Example of a cost volume
<xarray.Dataset>
Dimensions: (col: 996, disp: 64, indicator: 1, row: 996)
Coordinates:
* row (row) int64 2 3 4 5 6 7 8 9 ... 991 992 993 994 995 996 997
* col (col) int64 2 3 4 5 6 7 8 9 ... 991 992 993 994 995 996 997
* disp (disp) int64 -30 -29 -28 -27 -26 -25 -24 ... 28 29 30 31 32 33
* indicator (indicator) object 'stereo_pandora_intensityStd'
Data variables:
cost_volume (row, col, disp) float32 nan nan nan nan ... nan nan nan nan
confidence_measure (row, col, indicator) float32 nan nan nan nan ... nan nan nan nan
disp_indices (row, col) float32 10.0 10.0 10.0 10.0 ... -10.0 -9.0 -10.0
Attributes:
measure: census
subpixel: 1
offset_row_col: 2
window_size: 5
type_measure: min
cmax: 24
optimization: sgm
crs: None
transform: | 1.00, 0.00, 0.00|\n| 0.00, 1.00, 0.00|\n| 0.00, 0.00, 1.00|The cost volume corresponds to the variable cv ( and cv_right for the right / left cost volume ) in the file pandora/__init__.py :
Note
The cost volume contains only the similarity factors calculated with the steps Calculation of mapping costs, Aggregation of costs, Optimization. It does not contain the interpolated factors ( calculated in step disparity refinement), these are available in the interpolated_coeff variable in the Disparity Dataset.

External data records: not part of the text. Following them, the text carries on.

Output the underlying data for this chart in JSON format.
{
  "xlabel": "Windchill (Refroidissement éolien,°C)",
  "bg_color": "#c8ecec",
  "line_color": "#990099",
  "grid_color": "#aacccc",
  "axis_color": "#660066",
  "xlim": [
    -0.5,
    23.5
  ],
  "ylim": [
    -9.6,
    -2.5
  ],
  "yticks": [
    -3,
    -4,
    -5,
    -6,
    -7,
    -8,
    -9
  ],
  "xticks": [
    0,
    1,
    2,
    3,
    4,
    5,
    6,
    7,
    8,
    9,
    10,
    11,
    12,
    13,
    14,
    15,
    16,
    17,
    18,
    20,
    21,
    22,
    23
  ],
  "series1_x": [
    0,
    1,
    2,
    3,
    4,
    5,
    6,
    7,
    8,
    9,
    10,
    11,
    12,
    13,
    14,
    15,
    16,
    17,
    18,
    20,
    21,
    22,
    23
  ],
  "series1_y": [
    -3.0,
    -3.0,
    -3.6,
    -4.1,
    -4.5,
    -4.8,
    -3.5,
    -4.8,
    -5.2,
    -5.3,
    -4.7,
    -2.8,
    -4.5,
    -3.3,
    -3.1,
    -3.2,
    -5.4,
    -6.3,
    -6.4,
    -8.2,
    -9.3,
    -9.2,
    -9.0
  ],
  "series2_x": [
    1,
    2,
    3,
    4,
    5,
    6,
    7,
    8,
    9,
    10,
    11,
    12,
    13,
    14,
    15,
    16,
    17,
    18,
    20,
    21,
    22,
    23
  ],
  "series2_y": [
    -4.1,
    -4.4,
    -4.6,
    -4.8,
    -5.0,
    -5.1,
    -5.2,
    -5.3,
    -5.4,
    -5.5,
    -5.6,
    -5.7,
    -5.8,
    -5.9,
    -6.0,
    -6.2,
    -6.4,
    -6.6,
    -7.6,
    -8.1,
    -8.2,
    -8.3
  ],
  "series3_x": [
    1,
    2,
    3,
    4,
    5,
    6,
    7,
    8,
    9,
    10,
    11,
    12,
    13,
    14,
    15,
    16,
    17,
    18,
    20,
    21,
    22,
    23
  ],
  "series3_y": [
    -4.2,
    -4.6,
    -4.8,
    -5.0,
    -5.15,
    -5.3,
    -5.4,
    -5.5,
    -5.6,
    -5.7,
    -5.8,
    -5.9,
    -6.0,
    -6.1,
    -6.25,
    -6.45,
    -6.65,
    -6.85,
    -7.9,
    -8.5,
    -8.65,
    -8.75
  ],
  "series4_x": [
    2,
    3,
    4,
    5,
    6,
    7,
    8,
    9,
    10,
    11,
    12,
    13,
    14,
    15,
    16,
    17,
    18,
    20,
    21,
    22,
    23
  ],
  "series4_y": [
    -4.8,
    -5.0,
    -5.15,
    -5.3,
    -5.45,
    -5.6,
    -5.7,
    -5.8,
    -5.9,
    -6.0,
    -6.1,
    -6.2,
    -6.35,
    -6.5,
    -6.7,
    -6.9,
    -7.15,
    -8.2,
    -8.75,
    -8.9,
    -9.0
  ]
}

The Disparity computation step generates a disparity map in cost volume geometry. This disparity map is a float32 type 2D xarray.DataArray, stored in a xarray.Dataset. This Dataset also has a :
- xarray.DataArray 3D confidence_measure, which contains quality indicators, depending on what is activated. It can be enriched by indicators calculated in the different plugins.
- xarray.DataArray validity_mask which represents the
validity_mask. - xarray.DataArray interpolated_coeff, which contains the similarity coefficients interpolated by the Disparity Refinement Method.
text
<xarray.Dataset> Dimensions: (col: 1000, indicator: 2, row: 1000) Coordinates: * row (row) int64 0 1 2 3 4 5 6 ... 994 995 996 997 998 999 * col (col) int64 0 1 2 3 4 5 6 ... 994 995 996 997 998 999 * indicator (indicator) object 'stereo_pandora_intensityStd' 'validation_pandora_distanceOfDisp' Data variables: disparity_map (row, col) float32 0.0 0.0 0.0 0.0 ... 0.0 0.0 0.0 0.0 validity_mask (row, col) uint16 1 1 1 1 1 1 1 1 1 ... 1 1 1 1 1 1 1 1 interpolated_coeff (row, col) float64 nan nan nan nan ... nan nan nan nan confidence_measure (row, col, indicator) float32 nan nan nan ... nan nan nan Attributes: measure: census subpixel: 1 offset_row_col: 0 window_size: 5 type_measure: min cmax: 24 optimization: sgm disp_min: -30 disp_max: 33 refinement: vfit filter: median validation: cross_checking interpolated_disparity: none crs: None transform: | 1.00, 0.00, 0.00 0.00, 1.00, 0.00 0.00, 0.00, 1.00|
Validity masks are 2D xarray.DataArray and are 16-bit encoded: each bit represents a rejection criterion (= 1 if rejection, = 0 otherwise): See validity_mask.
The validity masks are stored in the xarray.Dataset left and right in the pandora/__init__.py file.
Pixels of the left image for which the measurement thumbnail protrudes from the left image are set to nan on the cost volume For a similarity measurement with a 5x5 window, these incalculable pixels in the left image correspond to a 2-pixel crown at the top, bottom, right and left, and are represented by the offset_row_col attribute in the xarray.Dataset.
These pixels will have bit 0 set, The point is invalid: left image edge, in the validity_mask and will be assigned the invalid_disparity ( configurable in the json configuration file ) in the disparity maps.
Because of the disparity range choice, it is possible that there is no available point to scan on the right image. In this case, matching cost cannot be computed for this pixel and the value will be set to nan . Then bit 1 will be set : The point is invalid: the disparity interval to explore is absent in the right image and the point disparity will be set to invalid_disparity.